On brew day, at least in the beginning should, yes, be self-centered but if external hobbies cause internal strife for our loved ones – simple gestures of reassurance are in order… And, if peace and solitude (i.e. desire for focus on the task at hand) is expected you have to explain those expectations. YOU expect to be focused on your “love of the moment” but HER (or his) expectations may be different. Discuss expectations, arrive at an understanding, and reassure through simple gestures that they are indeed important, needed, loved, desired, etc.

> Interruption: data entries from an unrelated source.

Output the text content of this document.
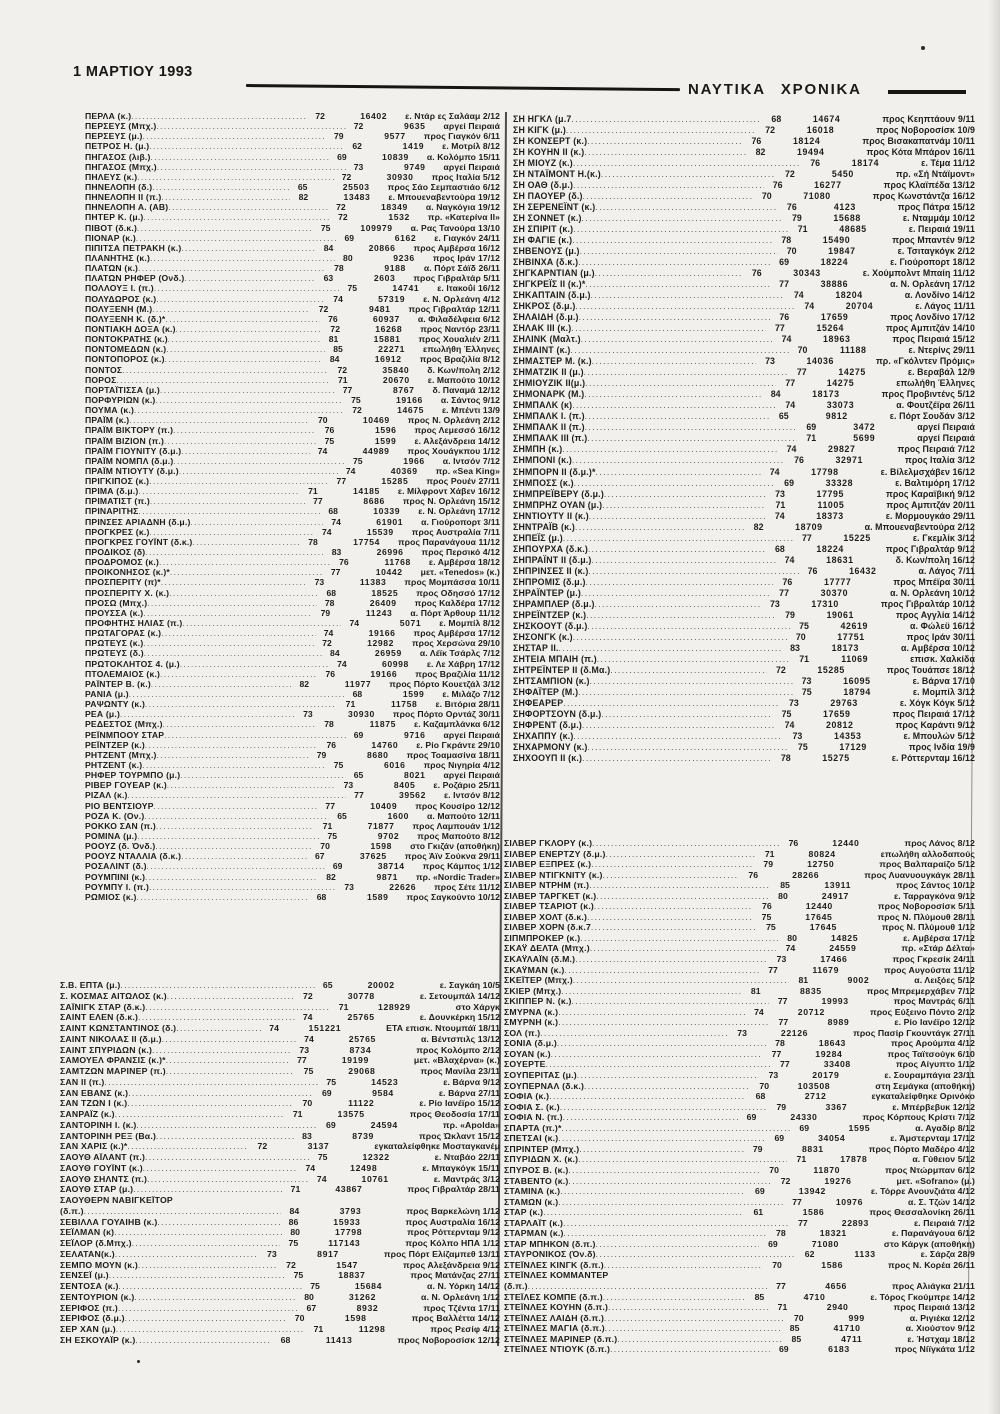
1 ΜΑΡΤΙΟΥ 1993
ΝΑΥΤΙΚΑ ΧΡΟΝΙΚΑ
ΠΕΡΛΑ (κ.) .....	72	16402 ε. Ντάρ ες Σαλάαμ 2/12
ΠΕΡΣΕΥΣ (Μπχ.) .....	72	9635 αργεί Πειραιά
ΠΕΡΣΕΥΣ (μ.) .....	79	9577 προς Γιαγκόν 6/11
ΠΕΤΡΟΣ Η. (μ.) .....	62	1419 ε. Μοτρίλ 8/12
ΠΗΓΑΣΟΣ (λιβ.) .....	69	10839 α. Κολόμπο 15/11
ΠΗΓΑΣΟΣ (Μπχ.) .....	73	9749 αργεί Πειραιά
ΠΗΛΕΥΣ (κ.) .....	72	30930 προς Ιταλία 5/12
ΠΗΝΕΛΟΠΗ (δ.) .....	65	25503 προς Σάο Σεμπαστιάο 6/12
ΠΗΝΕΛΟΠΗ ΙΙ (π.) .....	82	13483 ε. Μπουεναβεντούρα 19/12
ΠΗΝΕΛΟΠΗ Α. (ΑΒ) .....	72	18349 α. Ναγκόγια 19/12
ΠΗΤΕΡ Κ. (μ.) .....	72	1532 πρ. «Κατερίνα ΙΙ»
ΠΙΒΟΤ (δ.κ.) .....	75	109979 α. Ρας Τανούρα 13/10
ΠΙΟΝΑΡ (κ.) .....	69	6162 ε. Γιαγκόν 24/11
ΠΙΠΙΤΣΑ ΠΕΤΡΑΚΗ (κ.) .....	84	20866 προς Αμβέρσα 16/12
ΠΛΑΝΗΤΗΣ (κ.) .....	80	9236 προς Ιράν 17/12
ΠΛΑΤΩΝ (κ.) .....	78	9188 α. Πόρτ Σάϊδ 26/11
ΠΛΑΤΩΝ ΡΗΦΕΡ (Ονδ.) .....	63	2603 προς Γιβραλτάρ 5/11
ΠΟΛΛΟΥΞ Ι. (π.) .....	75	14741 ε. Ιτακοΰί 16/12
ΠΟΛΥΔΩΡΟΣ (κ.) .....	74	57319 ε. Ν. Ορλεάνη 4/12
ΠΟΛΥΞΕΝΗ (Μ.) .....	72	9481 προς Γιβραλτάρ 12/11
ΠΟΛΥΞΕΝΗ Κ. (δ.)* .....	76	60937 α. Φιλαδέλφεια 6/12
ΠΟΝΤΙΑΚΗ ΔΟΞΑ (κ.) .....	72	16268 προς Ναντόρ 23/11
ΠΟΝΤΟΚΡΑΤΗΣ (κ.) .....	81	15881 προς Χουαλιέν 2/11
ΠΟΝΤΟΜΕΔΩΝ (κ.) .....	85	22271 επωλήθη Έλληνες
ΠΟΝΤΟΠΟΡΟΣ (κ.) .....	84	16912 προς Βραζιλία 8/12
ΠΟΝΤΟΣ .....	72	35840 δ. Κων/πολη 2/12
ΠΟΡΟΣ .....	71	20670 ε. Μαπούτο 10/12
ΠΟΡΤΑΪΤΙΣΣΑ (μ.) .....	77	8767 δ. Παναμά 12/12
ΠΟΡΦΥΡΙΩΝ (κ.) .....	75	19166 α. Σάντος 9/12
ΠΟΥΜΑ (κ.) .....	72	14675 ε. Μπέντι 13/9
ΠΡΑΪΜ (κ.) .....	70	10469 προς Ν. Ορλεάνη 2/12
ΠΡΑΪΜ ΒΙΚΤΟΡΥ (π.) .....	76	1596 προς Λεμεσσό 16/12
ΠΡΑΪΜ ΒΙΖΙΟΝ (π.) .....	75	1599 ε. Αλεξάνδρεια 14/12
ΠΡΑΪΜ ΓΙΟΥΝΙΤΥ (δ.μ.) .....	74	44989 προς Χουάγκπου 1/12
ΠΡΑΪΜ ΝΟΜΠΛ (δ.μ.) .....	75	1966 α. Ιντσόν 7/12
ΠΡΑΪΜ ΝΤΙΟΥΤΥ (δ.μ.) .....	74	40369 πρ. «Sea King»
ΠΡΙΓΚΙΠΟΣ (κ.) .....	77	15285 προς Ρουέν 27/11
ΠΡΙΜΑ (δ.μ.) .....	71	14185 ε. Μίλφροντ Χάβεν 16/12
ΠΡΙΜΑΤΙΣΤ (π.) .....	77	8686 προς Ν. Ορλεάνη 15/12
ΠΡΙΝΑΡΙΤΗΣ .....	68	10339 ε. Ν. Ορλεάνη 17/12
ΠΡΙΝΣΕΣ ΑΡΙΑΔΝΗ (δ.μ.) .....	74	61901 α. Γιούροπορτ 3/11
ΠΡΟΓΚΡΕΣ (κ.) .....	74	15539 προς Αυστραλία 7/11
ΠΡΟΓΚΡΕΣ ΓΟΥΪΝΤ (δ.κ.) .....	78	17754 προς Παρανάγουα 11/12
ΠΡΟΔΙΚΟΣ (δ) .....	83	26996 προς Περσικό 4/12
ΠΡΟΔΡΟΜΟΣ (κ.) .....	76	11768 ε. Αμβέρσα 18/12
ΠΡΟΙΚΟΝΗΣΟΣ (κ.)* .....	77	10442 μετ. «Tenedos» (κ.)
ΠΡΟΣΠΕΡΙΤΥ (π)* .....	73	11383 προς Μομπάσσα 10/11
ΠΡΟΣΠΕΡΙΤΥ Χ. (κ.) .....	68	18525 προς Οδησσό 17/12
ΠΡΟΣΩ (Μπχ.) .....	78	26409 προς Καλδέρα 17/12
ΠΡΟΥΣΣΑ (κ.) .....	79	11243 α. Πόρτ Άρθουρ 11/12
ΠΡΟΦΗΤΗΣ ΗΛΙΑΣ (π.) .....	74	5071 ε. Μομπίλ 8/12
ΠΡΩΤΑΓΟΡΑΣ (κ.) .....	74	19166 προς Αμβέρσα 17/12
ΠΡΩΤΕΥΣ (κ.) .....	72	12982 προς Χερσώνα 29/10
ΠΡΩΤΕΥΣ (δ.) .....	84	26959 α. Λέϊκ Τσάρλς 7/12
ΠΡΩΤΟΚΛΗΤΟΣ 4. (μ.) .....	74	60998 ε. Λε Χάβρη 17/12
ΠΤΟΛΕΜΑΙΟΣ (κ.) .....	76	19166 προς Βραζιλία 11/12
ΡΑΪΝΤΕΡ Β. (κ.) .....	82	11977 προς Πόρτο Κουετζάλ 3/12
ΡΑΝΙΑ (μ.) .....	68	1599 ε. Μιλάζο 7/12
ΡΑΨΩΝΤΥ (κ.) .....	71	11758 ε. Βιτόρια 28/11
ΡΕΑ (μ.) .....	73	30930 προς Πόρτο Ορντάζ 30/11
ΡΕΔΕΣΤΟΣ (Μπχ.) .....	78	11875 ε. Καζαμπλάνκα 6/12
ΡΕΪΝΜΠΟΟΥ ΣΤΑΡ .....	69	9716 αργεί Πειραιά
ΡΕΪΝΤΖΕΡ (κ.) .....	76	14760 ε. Ρίο Γκράντε 29/10
ΡΗΤΖΕΝΤ (Μπχ.) .....	79	8680 προς Τοαμασίνα 18/11
ΡΗΤΖΕΝΤ (κ.) .....	75	6016 προς Νιγηρία 4/12
ΡΗΦΕΡ ΤΟΥΡΜΠΟ (μ.) .....	65	8021 αργεί Πειραιά
ΡΙΒΕΡ ΓΟΥΕΑΡ (κ.) .....	73	8405 ε. Ροζάριο 25/11
ΡΙΖΑΛ (κ.) .....	77	39562 ε. Ιντσόν 8/12
ΡΙΟ ΒΕΝΤΣΙΟΥΡ .....	77	10409 προς Κουσίρο 12/12
ΡΟΖΑ Κ. (Ον.) .....	65	1600 α. Μαπούτο 12/11
ΡΟΚΚΟ ΣΑΝ (π.) .....	71	71877 προς Λαμπουάν 1/12
ΡΟΜΙΝΑ (μ.) .....	75	9702 προς Μαπούτο 8/12
ΡΟΟΥΖ (δ. Όνδ.) .....	70	1598 στο Γκιζάν (αποθήκη)
ΡΟΟΥΖ ΝΤΑΛΛΙΑ (δ.κ.) .....	67	37625 προς Άϊν Σούκνα 29/11
ΡΟΣΑΛΙΝΤ (δ.) .....	69	38714 προς Κάμπος 1/12
ΡΟΥΜΠΙΝΙ (κ.) .....	82	9871 πρ. «Nordic Trader»
ΡΟΥΜΠΥ Ι. (π.) .....	73	22626 προς Σέτε 11/12
ΡΩΜΙΟΣ (κ.) .....	68	1589 προς Σαγκούντο 10/12
Σ.Β. ΕΠΤΑ (μ.) .....	65	20002	ε. Σαγκάη 10/5
Σ. ΚΟΣΜΑΣ ΑΙΤΩΛΟΣ (κ.) .....	72	30778	ε. Σετουμπάλ 14/12
ΣΑΪΝΙΓΚ ΣΤΑΡ (δ.κ.) .....	71	128929	στο Χάργκ
ΣΑΙΝΤ ΕΛΕΝ (δ.κ.) .....	74	25765	ε. Δουνκέρκη 15/12
ΣΑΙΝΤ ΚΩΝΣΤΑΝΤΙΝΟΣ (δ.) .....	74	151221	ΕΤΑ επισκ. Ντουμπάϊ 18/11
ΣΑΙΝΤ ΝΙΚΟΛΑΣ ΙΙ (δ.μ.) .....	74	25765	α. Βέντσπιλς 13/12
ΣΑΙΝΤ ΣΠΥΡΙΔΩΝ (κ.) .....	73	8734	προς Κολόμπο 2/12
ΣΑΜΟΥΕΛ ΦΡΑΝΣΙΣ (κ.)* .....	77	19199	μετ. «Βλαχέρνα» (κ.)
ΣΑΜΤΖΩΝ ΜΑΡΙΝΕΡ (π.) .....	75	29068	προς Μανίλα 23/11
ΣΑΝ ΙΙ (π.) .....	75	14523	ε. Βάρνα 9/12
ΣΑΝ ΕΒΑΝΣ (κ.) .....	69	9584	ε. Βάρνα 27/11
ΣΑΝ ΤΖΩΝ Ι (κ.) .....	70	11122	ε. Ρίο Ιανέϊρο 15/12
ΣΑΝΡΑΪΖ (κ.) .....	71	13575	προς Θεοδοσία 17/11
ΣΑΝΤΟΡΙΝΗ Ι. (κ.) .....	69	24594	πρ. «Apolda»
ΣΑΝΤΟΡΙΝΗ ΡΕΞ (Βα.) .....	83	8739	προς Ώκλαντ 15/12
ΣΑΝ ΧΑΡΙΣ (κ.)* .....	72	3137	εγκαταλείφθηκε Μοσταγκανέμ
ΣΑΟΥΘ ΑΪΛΑΝΤ (π.) .....	75	12322	ε. Νταβάο 22/11
ΣΑΟΥΘ ΓΟΥΪΝΤ (κ.) .....	74	12498	ε. Μπαγκόγκ 15/11
ΣΑΟΥΘ ΣΗΛΝΤΣ (π.) .....	74	10761	ε. Μαντράς 3/12
ΣΑΟΥΘ ΣΤΑΡ (μ.) .....	71	43867	προς Γιβραλτάρ 28/11
ΣΑΟΥΘΕΡΝ ΝΑΒΙΓΚΕΪΤΟΡ
(δ.π.) .....	84	3793	προς Βαρκελώνη 1/12
ΣΕΒΙΛΛΑ ΓΟΥΑΙΗΒ (κ.) .....	86	15933	προς Αυστραλία 16/12
ΣΕΪΛΜΑΝ (κ) .....	80	17798	προς Ρόττερνταμ 9/12
ΣΕΪΛΟΡ (δ.Μπχ.) .....	75	117143	προς Κόλπο ΗΠΑ 1/12
ΣΕΛΑΤΑΝ(κ.) .....	73	8917	προς Πόρτ Ελίζαμπεθ 13/11
ΣΕΜΠΟ ΜΟΥΝ (κ.) .....	72	1547	προς Αλεξάνδρεια 9/12
ΣΕΝΣΕΪ (μ.) .....	75	18837	προς Ματάνζας 27/11
ΣΕΝΤΟΣΑ (κ.) .....	75	15684	α. Ν. Υόρκη 14/12
ΣΕΝΤΟΥΡΙΟΝ (κ.) .....	80	31262	α. Ν. Ορλεάνη 1/12
ΣΕΡΙΦΟΣ (π.) .....	67	8932	προς Τζέντα 17/11
ΣΕΡΙΦΟΣ (δ.μ.) .....	70	1598	προς Βαλλέττα 14/12
ΣΕΡ ΧΑΝ (μ.) .....	71	11298	προς Ρεσίφ 4/12
ΣΗ ΕΣΚΟΥΑΪΡ (κ.) .....	68	11413	προς Νοβοροσίσκ 12/12
ΣΗ ΗΓΚΛ (μ.7 .....	68	14674	προς Κεηπτάουν 9/11
ΣΗ ΚΙΓΚ (μ.) .....	72	16018	προς Νοβοροσίσκ 10/9
ΣΗ ΚΟΝΣΕΡΤ (κ.) .....	76	18124	προς Βισακαπατνάμ 10/11
ΣΗ ΚΟΥΗΝ ΙΙ (κ.) .....	82	19494	προς Κότα Μπάρον 16/11
ΣΗ ΜΙΟΥΖ (κ.) .....	76	18174	ε. Τέμα 11/12
ΣΗ ΝΤΑΪΜΟΝΤ Η.(κ.) .....	72	5450	πρ. «Σή Ντάϊμοντ»
ΣΗ ΟΑΘ (δ.μ.) .....	76	16277	προς Κλαϊπέδα 13/12
ΣΗ ΠΑΟΥΕΡ (δ.) .....	70	71080	προς Κωνστάντζα 16/12
ΣΗ ΣΕΡΕΝΕΪΝΤ (κ.) .....	76	4123	προς Πάτρα 15/12
ΣΗ ΣΟΝΝΕΤ (κ.) .....	79	15688	ε. Νταμμάμ 10/12
ΣΗ ΣΠΙΡΙΤ (κ.) .....	71	48685	ε. Πειραιά 19/11
ΣΗ ΦΑΓΙΕ (κ.) .....	78	15490	προς Μπαντέν 9/12
ΣΗΒΕΝΟΥΣ (μ.) .....	70	19847	ε. Τσιταγκόγκ 2/12
ΣΗΒΙΝΧΑ (δ.κ.) .....	69	18224	ε. Γιούροπορτ 18/12
ΣΗΓΚΑΡΝΤΙΑΝ (μ.) .....	76	30343	ε. Χούμπολντ Μπαίη 11/12
ΣΗΓΚΡΕΪΣ ΙΙ (κ.)* .....	77	38886	α. Ν. Ορλεάνη 17/12
ΣΗΚΑΠΤΑΙΝ (δ.μ.) .....	74	18204	α. Λονδίνο 14/12
ΣΗΚΡΟΣ (δ.μ.) .....	74	20704	ε. Λάγος 11/11
ΣΗΛΑΙΔΗ (δ.μ.) .....	76	17659	προς Λονδίνο 17/12
ΣΗΛΑΚ ΙΙΙ (κ.) .....	77	15264	προς Αμπιτζάν 14/10
ΣΗΛΙΝΚ (Μαλτ.) .....	74	18963	προς Πειραιά 15/12
ΣΗΜΑΙΝΤ (κ.) .....	70	11188	ε. Ντερίνς 29/11
ΣΗΜΑΣΤΕΡ Μ. (κ.) .....	73	14036	πρ. «Γκόλντεν Πρόμις»
ΣΗΜΑΤΖΙΚ ΙΙ (μ.) .....	77	14275	ε. Βεραβάλ 12/9
ΣΗΜΙΟΥΖΙΚ ΙΙ(μ.) .....	77	14275	επωλήθη Έλληνες
ΣΗΜΟΝΑΡΚ (Μ.) .....	84	18173	προς Προβιντένς 5/12
ΣΗΜΠΑΛΚ (κ) .....	74	33073	α. Φουτζέϊρα 26/11
ΣΗΜΠΑΛΚ Ι. (π.) .....	65	9812	ε. Πόρτ Σουδάν 3/12
ΣΗΜΠΑΛΚ ΙΙ (π.) .....	69	3472	αργεί Πειραιά
ΣΗΜΠΑΛΚ ΙΙΙ (π.) .....	71	5699	αργεί Πειραιά
ΣΗΜΠΗ (κ.) .....	74	29827	προς Πειραιά 7/12
ΣΗΜΠΟΝΙ (κ.) .....	76	32971	προς Ιταλία 3/12
ΣΗΜΠΟΡΝ ΙΙ (δ.μ.)* .....	74	17798	ε. Βίλελμσχάβεν 16/12
ΣΗΜΠΟΣΣ (κ.) .....	69	33328	ε. Βαλτιμόρη 17/12
ΣΗΜΠΡΕΪΒΕΡΥ (δ.μ.) .....	73	17795	προς Καραϊβική 9/12
ΣΗΜΠΡΗΖ ΟΥΑΝ (μ.) .....	71	11005	προς Αμπιτζάν 20/11
ΣΗΝΤΙΟΥΤΥ ΙΙ (κ.) .....	74	18373	ε. Μορμουγκάο 29/11
ΣΗΝΤΡΑΪΒ (κ.) .....	82	18709	α. Μπουεναβεντούρα 2/12
ΣΗΠΕΪΣ (μ.) .....	77	15225	ε. Γκεμλίκ 3/12
ΣΗΠΟΥΡΧΑ (δ.κ.) .....	68	18224	προς Γιβραλτάρ 9/12
ΣΗΠΡΑΪΝΤ ΙΙ (δ.μ.) .....	74	18631	δ. Κων/πολη 16/12
ΣΗΠΡΙΝΣΕΣ ΙΙ (κ.) .....	76	16432	α. Λάγος 7/11
ΣΗΠΡΟΜΙΣ (δ.μ.) .....	76	17777	προς Μπέϊρα 30/11
ΣΗΡΑΪΝΤΕΡ (μ.) .....	77	30370	α. Ν. Ορλεάνη 10/12
ΣΗΡΑΜΠΛΕΡ (δ.μ.) .....	73	17310	προς Γιβραλτάρ 10/12
ΣΗΡΕΪΝΤΖΕΡ (κ.) .....	79	19061	προς Αγγλία 14/12
ΣΗΣΚΟΟΥΤ (δ.μ.) .....	75	42619	α. Φώλεϋ 16/12
ΣΗΣΟΝΓΚ (κ.) .....	70	17751	προς Ιράν 30/11
ΣΗΣΤΑΡ ΙΙ. .....	83	18173	α. Αμβέρσα 10/12
ΣΗΤΕΙΑ ΜΠΑΙΗ (π.) .....	71	11069	επισκ. Χαλκίδα
ΣΗΤΡΕΪΝΤΕΡ ΙΙ (δ.Μα.) .....	72	15285	προς Τουάπσε 18/12
ΣΗΤΣΑΜΠΙΟΝ (κ.) .....	73	16095	ε. Βάρνα 17/10
ΣΗΦΑΪΤΕΡ (Μ.) .....	75	18794	ε. Μομπίλ 3/12
ΣΗΦΕΑΡΕΡ .....	73	29763	ε. Χόγκ Κόγκ 5/12
ΣΗΦΟΡΤΣΟΥΝ (δ.μ.) .....	75	17659	προς Πειραιά 17/12
ΣΗΦΡΕΝΤ (δ.μ.) .....	74	20812	προς Καράντι 9/12
ΣΗΧΑΠΠΥ (κ.) .....	73	14353	ε. Μπουλών 5/12
ΣΗΧΑΡΜΟΝΥ (κ.) .....	75	17129	προς Ινδία 19/9
ΣΗΧΟΟΥΠ ΙΙ (κ.) .....	78	15275	ε. Ρόττερνταμ 16/12
ΣΙΛΒΕΡ ΓΚΛΟΡΥ (κ.) .....	76	12440	προς Λάνος 8/12
ΣΙΛΒΕΡ ΕΝΕΡΤΖΥ (δ.μ.) .....	71	80824	επωλήθη αλλοδαπούς
ΣΙΛΒΕΡ ΕΞΠΡΕΣ (κ.) .....	79	12750	προς Βαλπαραίζο 5/12
ΣΙΛΒΕΡ ΝΤΙΓΚΝΙΤΥ (κ.) .....	76	28266	προς Λυανυουγκάγκ 28/11
ΣΙΛΒΕΡ ΝΤΡΗΜ (π.) .....	85	13911	προς Σάντος 10/12
ΣΙΛΒΕΡ ΤΑΡΓΚΕΤ (κ.) .....	80	24917	ε. Ταρραγκόνα 9/12
ΣΙΛΒΕΡ ΤΣΑΡΙΟΤ (κ.) .....	76	12440	προς Νοβοροσίσκ 5/11
ΣΙΛΒΕΡ ΧΟΛΤ (δ.κ.) .....	75	17645	προς Ν. Πλύμουθ 28/11
ΣΙΛΒΕΡ ΧΟΡΝ (δ.κ.7 .....	75	17645	προς Ν. Πλύμουθ 1/12
ΣΙΠΜΠΡΟΚΕΡ (κ.) .....	80	14825	ε. Αμβέρσα 17/12
ΣΚΑΫ ΔΕΛΤΑ (Μπχ.) .....	74	24559	πρ. «Στάρ Δέλτα»
ΣΚΑΫΛΑΪΝ (δ.Μ.) .....	73	17466	προς Γκρεσίκ 24/11
ΣΚΑΫΜΑΝ (κ.) .....	77	11679	προς Αυγούστα 11/12
ΣΚΕΪΤΕΡ (Μπχ.) .....	81	9002	α. Λειξόες 5/12
ΣΚΙΕΡ (Μπχ.) .....	81	8835	προς Μπρεμερχάβεν 7/12
ΣΚΙΠΠΕΡ Ν. (κ.) .....	77	19993	προς Μαντράς 6/11
ΣΜΥΡΝΑ (κ.) .....	74	20712	προς Εύξεινο Πόντο 2/12
ΣΜΥΡΝΗ (κ.) .....	77	8989	ε. Ρίο Ιανέϊρο 12/12
ΣΟΛ (π.) .....	73	22126	προς Πασίρ Γκουντάγκ 27/11
ΣΟΝΙΑ (δ.μ.) .....	78	18643	προς Αρούμπα 4/12
ΣΟΥΑΝ (κ.) .....	77	19284	προς Ταϊτσούγκ 6/10
ΣΟΥΕΡΤΕ .....	77	33408	προς Αίγυπτο 1/12
ΣΟΥΠΕΡΙΤΑΣ (μ.) .....	73	20179	ε. Σουραμπάγια 23/11
ΣΟΥΠΕΡΝΑΛ (δ.κ.) .....	70	103508	στη Σεμάγκα (αποθήκη)
ΣΟΦΙΑ (κ.) .....	68	2712	εγκαταλείφθηκε Ορινόκο
ΣΟΦΙΑ Σ. (κ.) .....	79	3367	ε. Μπέρβεβυκ 12/12
ΣΟΦΙΑ Ν. (π.) .....	69	24330	προς Κόρπους Κρίστι 7/12
ΣΠΑΡΤΑ (π.)* .....	69	1595	α. Αγαδίρ 8/12
ΣΠΕΤΣΑΙ (κ.) .....	69	34054	ε. Άμστερνταμ 17/12
ΣΠΡΙΝΤΕΡ (Μπχ.) .....	79	8831	προς Πόρτο Μαδέρο 4/12
ΣΠΥΡΙΔΩΝ Χ. (κ.) .....	71	17878	α. Γύθειον 5/12
ΣΠΥΡΟΣ Β. (κ.) .....	70	11870	προς Ντώρμπαν 6/12
ΣΤΑΒΕΝΤΟ (κ.) .....	72	19276	μετ. «Sofrano» (μ.)
ΣΤΑΜΙΝΑ (κ.) .....	69	13942	ε. Τόρρε Ανουνζιάτα 4/12
ΣΤΑΜΩΝ (κ.) .....	77	10976	α. Σ. Τζών 14/12
ΣΤΑΡ (κ.) .....	61	1586	προς Θεσσαλονίκη 26/11
ΣΤΑΡΛΑΪΤ (κ.) .....	77	22893	ε. Πειραιά 7/12
ΣΤΑΡΜΑΝ (κ.) .....	78	18321	ε. Παρανάγουα 6/12
ΣΤΑΡ ΜΠΗΚΟΝ (δ.π.) .....	69	71080	στο Κάργκ (αποθήκη)
ΣΤΑΥΡΟΝΙΚΟΣ (Όν.δ) .....	62	1133	ε. Σάρζα 28/9
ΣΤΕΪΝΛΕΣ ΚΙΝΓΚ (δ.π.) .....	70	1586	προς Ν. Κορέα 26/11
ΣΤΕΪΝΛΕΣ ΚΟΜΜΑΝΤΕΡ
(δ.π.) .....	77	4656	προς Αλιάγκα 21/11
ΣΤΕΪΛΕΣ ΚΟΜΠΕ (δ.π.) .....	85	4710	ε. Τόρος Γκούμπρε 14/12
ΣΤΕΪΝΛΕΣ ΚΟΥΗΝ (δ.π.) .....	71	2940	προς Πειραιά 13/12
ΣΤΕΪΝΛΕΣ ΛΑΙΔΗ (δ.π.) .....	70	999	α. Ριγιέκα 12/12
ΣΤΕΪΝΛΕΣ ΜΑΓΙΑ (δ.π.) .....	85	41710	α. Χιούστον 9/12
ΣΤΕΪΝΛΕΣ ΜΑΡΙΝΕΡ (δ.π.) .....	85	4711	ε. Ήστχαμ 18/12
ΣΤΕΪΝΛΕΣ ΝΤΙΟΥΚ (δ.π.) .....	69	6183	προς Νίϊγκάτα 1/12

Granted, YOUR brew day may be the one and only solitude you get and you just want to be alone. It’s hard for loved ones (Including us) to understand that others WANT to be alone…Away from the other. Solace is certainly achieved individually but at what cost? Again, back to expectations… In a nut shell, discuss expectations and conclude with an understanding that fares well with both sides. The discussion alone may be the only tool needed in order to reassure value. Communication…. It’s the only link between feeling happy and BEING happy. Cheers mate and warmest regards.

-JM
 
I'd love if my wife would brew with me. I did make sure that during the down times I spent time with her watching our fav show and cooking lunch so we still had fun. Maybe that's why we stayed home
 
It is threads like this that make me glad I am single. I would say you need to make a rule. Brew day is ___ and brew day will take as long as it takes. If that doesn't work there are 2 options.

1) Divorce
2) Give up homebrewing.

I would opt for #1 if you can't get a brew day set aside.
 
Sometimes I think spouses like that know the day was set aside for brewing but just can't stand the fact that they aren't dominating your attention 100% of the time. They have their own lil ways of controling you without your feeling it. When that gets taxed,you're going to here it. It's a form of jelousy imo. And I've been at it 36 years. They have to understand that they knew this was going to be your time to do______,so let me do it,then we'll do what you want. This can't be stopped once started,so be patient.
But in my case,she loved the beers I made,thought the BK smelled like some kind of barley soup. Then she decided to come into the lhbs with me after taxes came in. She picked out a kit she thought she'd like. I showed/explained what to do,but I let her do it. Just lending a hand when one was needed. Since we both can cook,& brewing is similar,she didn't have much problems with it. When I'm brewing,she's likely to be playing her favorite game over in the living room.